1. The main thing to handling steers is to get their heads. If you can keep their heads, that’s when the feet come together and the heeler generally knows where that next hop is going. You’ve got to get that angle first—and that starts with moving your left hand to that 45-degree angle when you pull your slack to establish the angle. After I get my slack, I begin to create that angle.
2. As you can see here, this is when the rope starts to get tight and I’m at the angle I want to be. It’s at this point that I start slowing my horse down. This is when the rope is tight and I’m able to start bringing that steer’s head in my direction. You can see where my heeler is, and she’s able to keep riding. She’s in a forward position—that’s the position you want your heeler to be in—and she can tell where that next hop is going. Anytime you see a heeler in defense, the steer’s head has come up or the steer is in the corner and has stopped. That’s the last place you want your heeler to be because their tip is too high, their swing slows down and their horse’s feet slow down. That’s all because they don’t know where the steer is going.
3. Here, the steer is getting pulled across the arena. This is the first hop. The steer is square, and my heeler is square and down in a forward position. You can see that I have the steer’s head so the heeler knows where that next hop is going—she’s forward and down over the back of the steer. The heeler also has a place she can ride to and swing over the steer’s back. The steer’s feet are close together, and you can see where I’m starting to bring him back toward the front of the arena.
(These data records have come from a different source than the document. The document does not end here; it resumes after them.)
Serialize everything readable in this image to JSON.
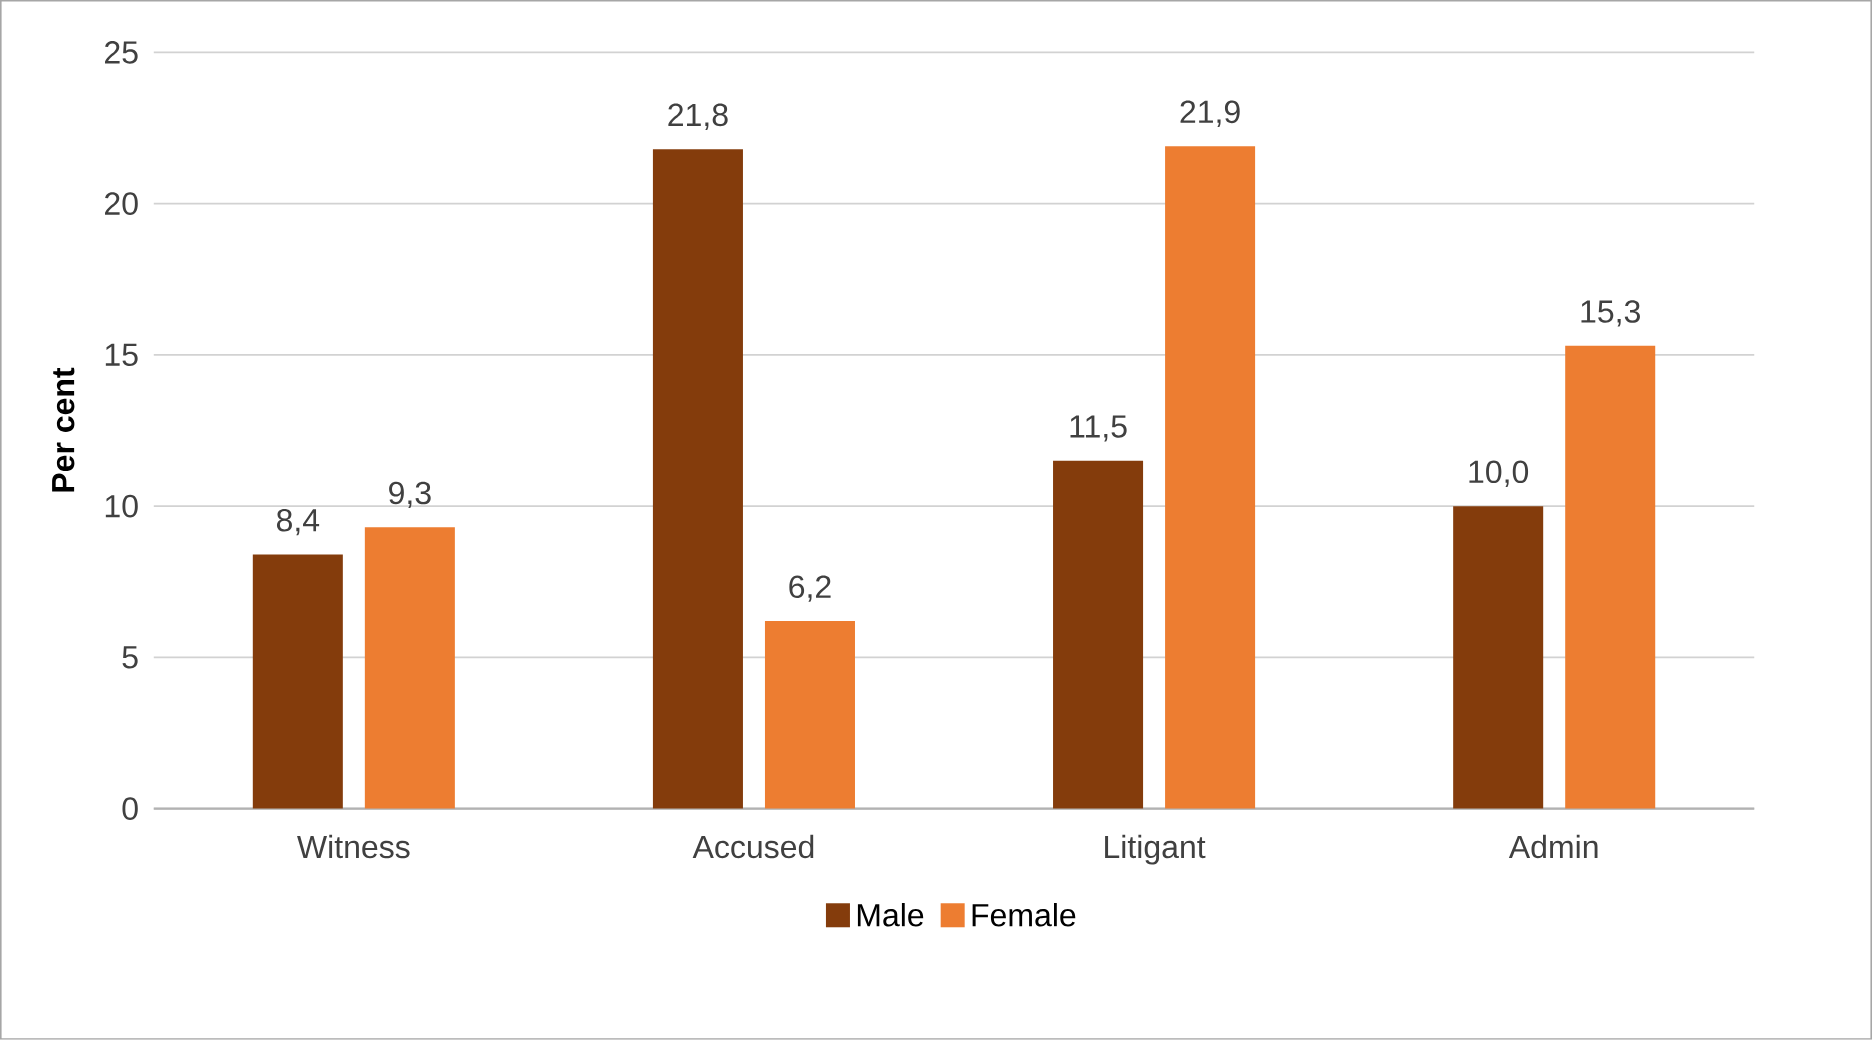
{
  "chart_data": {
    "type": "bar",
    "ylabel": "Per cent",
    "categories": [
      "Witness",
      "Accused",
      "Litigant",
      "Admin"
    ],
    "series": [
      {
        "name": "Male",
        "color": "#843c0c",
        "values": [
          8.4,
          21.8,
          11.5,
          10.0
        ],
        "value_labels": [
          "8,4",
          "21,8",
          "11,5",
          "10,0"
        ]
      },
      {
        "name": "Female",
        "color": "#ed7d31",
        "values": [
          9.3,
          6.2,
          21.9,
          15.3
        ],
        "value_labels": [
          "9,3",
          "6,2",
          "21,9",
          "15,3"
        ]
      }
    ],
    "ylim": [
      0,
      25
    ],
    "yticks": [
      0,
      5,
      10,
      15,
      20,
      25
    ],
    "grid": "y",
    "legend": "bottom"
  }
}
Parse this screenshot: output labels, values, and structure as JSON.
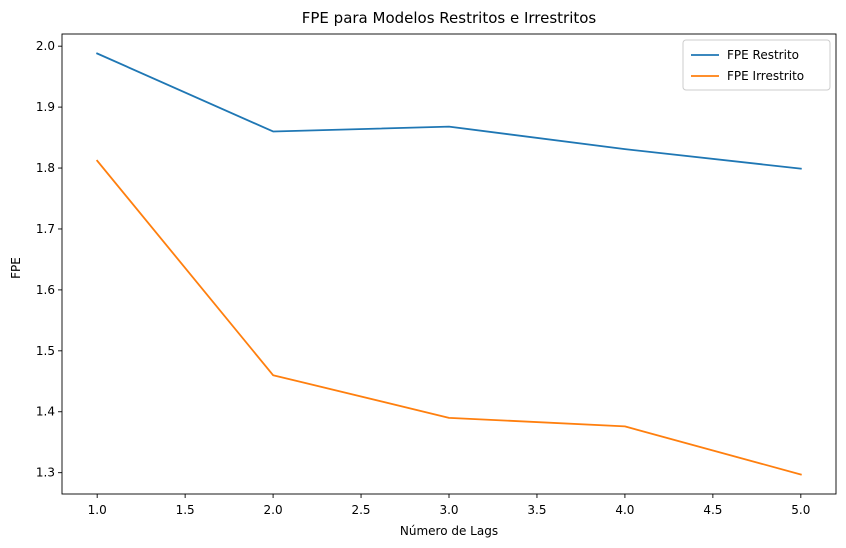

4. Here is a good example of where I want my heeler to be. She’s able to stay down, I still have the steer’s head and she has a place to throw her loop. When I have the steer’s head coming back to me, you can see how close the steer’s feet are together. When a steer is coming back like this, it brings their feet closer to the heeler, too. If I’m just going straight, they have to throw all the way around the feet. Bringing him back brings the feet closer and helps to eliminate roping and slipping legs.
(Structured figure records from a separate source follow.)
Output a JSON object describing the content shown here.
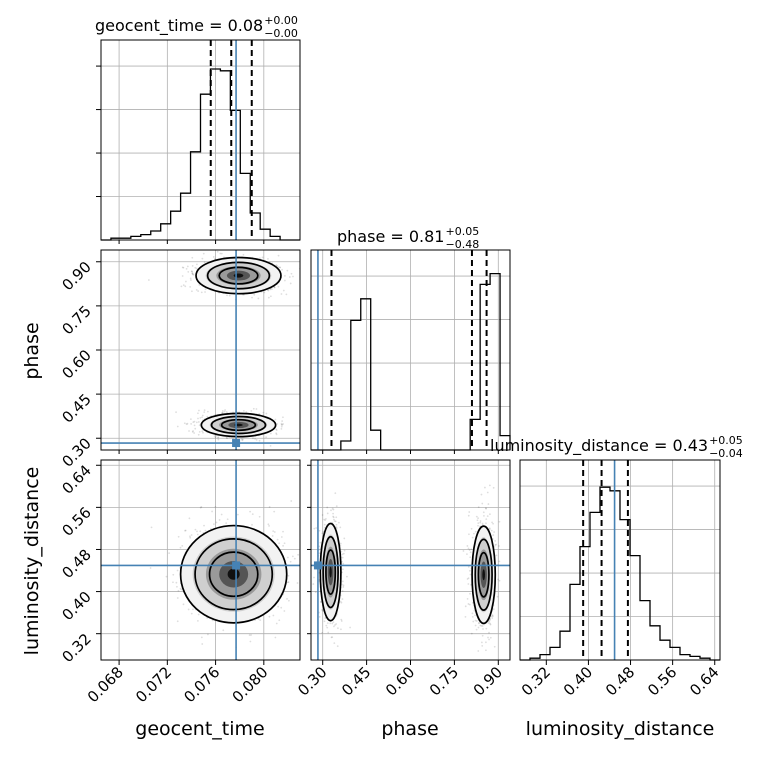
{
  "chart_data": {
    "type": "corner",
    "parameters": [
      {
        "name": "geocent_time",
        "title": {
          "label": "geocent_time = 0.08",
          "upper": "+0.00",
          "lower": "−0.00"
        },
        "range": [
          0.0665,
          0.083
        ],
        "ticks": [
          "0.068",
          "0.072",
          "0.076",
          "0.080"
        ],
        "tick_values": [
          0.068,
          0.072,
          0.076,
          0.08
        ],
        "truth": 0.0777,
        "quantiles": [
          0.0756,
          0.0773,
          0.079
        ],
        "hist": [
          0.0,
          0.01,
          0.01,
          0.02,
          0.03,
          0.05,
          0.09,
          0.16,
          0.26,
          0.49,
          0.81,
          0.95,
          0.94,
          0.72,
          0.37,
          0.15,
          0.06,
          0.02,
          0.0,
          0.0
        ]
      },
      {
        "name": "phase",
        "title": {
          "label": "phase = 0.81",
          "upper": "+0.05",
          "lower": "−0.48"
        },
        "range": [
          0.26,
          0.94
        ],
        "ticks": [
          "0.30",
          "0.45",
          "0.60",
          "0.75",
          "0.90"
        ],
        "tick_values": [
          0.3,
          0.45,
          0.6,
          0.75,
          0.9
        ],
        "truth": 0.2837,
        "quantiles": [
          0.33,
          0.81,
          0.86
        ],
        "hist": [
          0.0,
          0.0,
          0.0,
          0.05,
          0.72,
          0.84,
          0.11,
          0.0,
          0.0,
          0.0,
          0.0,
          0.0,
          0.0,
          0.0,
          0.0,
          0.0,
          0.17,
          0.92,
          0.98,
          0.08
        ]
      },
      {
        "name": "luminosity_distance",
        "title": {
          "label": "luminosity_distance = 0.43",
          "upper": "+0.05",
          "lower": "−0.04"
        },
        "range": [
          0.27,
          0.65
        ],
        "ticks": [
          "0.32",
          "0.40",
          "0.48",
          "0.56",
          "0.64"
        ],
        "tick_values": [
          0.32,
          0.4,
          0.48,
          0.56,
          0.64
        ],
        "truth": 0.4497,
        "quantiles": [
          0.39,
          0.425,
          0.475
        ],
        "hist": [
          0.0,
          0.01,
          0.03,
          0.07,
          0.16,
          0.42,
          0.63,
          0.82,
          0.96,
          0.94,
          0.78,
          0.58,
          0.33,
          0.19,
          0.11,
          0.07,
          0.03,
          0.02,
          0.01,
          0.0
        ]
      }
    ],
    "pairs": [
      {
        "x": "geocent_time",
        "y": "phase",
        "clusters": [
          {
            "cx": 0.0779,
            "cy": 0.853,
            "sx": 0.0016,
            "sy": 0.028
          },
          {
            "cx": 0.0779,
            "cy": 0.345,
            "sx": 0.0014,
            "sy": 0.018
          }
        ]
      },
      {
        "x": "geocent_time",
        "y": "luminosity_distance",
        "clusters": [
          {
            "cx": 0.0775,
            "cy": 0.433,
            "sx": 0.002,
            "sy": 0.042
          }
        ]
      },
      {
        "x": "phase",
        "y": "luminosity_distance",
        "clusters": [
          {
            "cx": 0.327,
            "cy": 0.437,
            "sx": 0.016,
            "sy": 0.042
          },
          {
            "cx": 0.85,
            "cy": 0.432,
            "sx": 0.018,
            "sy": 0.042
          }
        ]
      }
    ],
    "truth_color": "#4682b4",
    "hist_color": "#000000",
    "grid": true
  }
}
5. This is a different run, but taken at the same moment in the run from a different angle. This is a good example of going “back” toward the front of the arena where I came from. I’m not going straight across the pen. I have the steer’s head and I’m coming back, that’s what brings his feet closer together. The heeler is in a position where he knows where that hop is. When you pull a steer straight across the pen, his shoulders stay straight and he’s able to keep a wide stance with his hind feet underneath himself. But if you pull his head to the left, you break the steer over the top of himself a bit and that forces that left leg closer to the right one. And, this brings the steer closer to your heeler.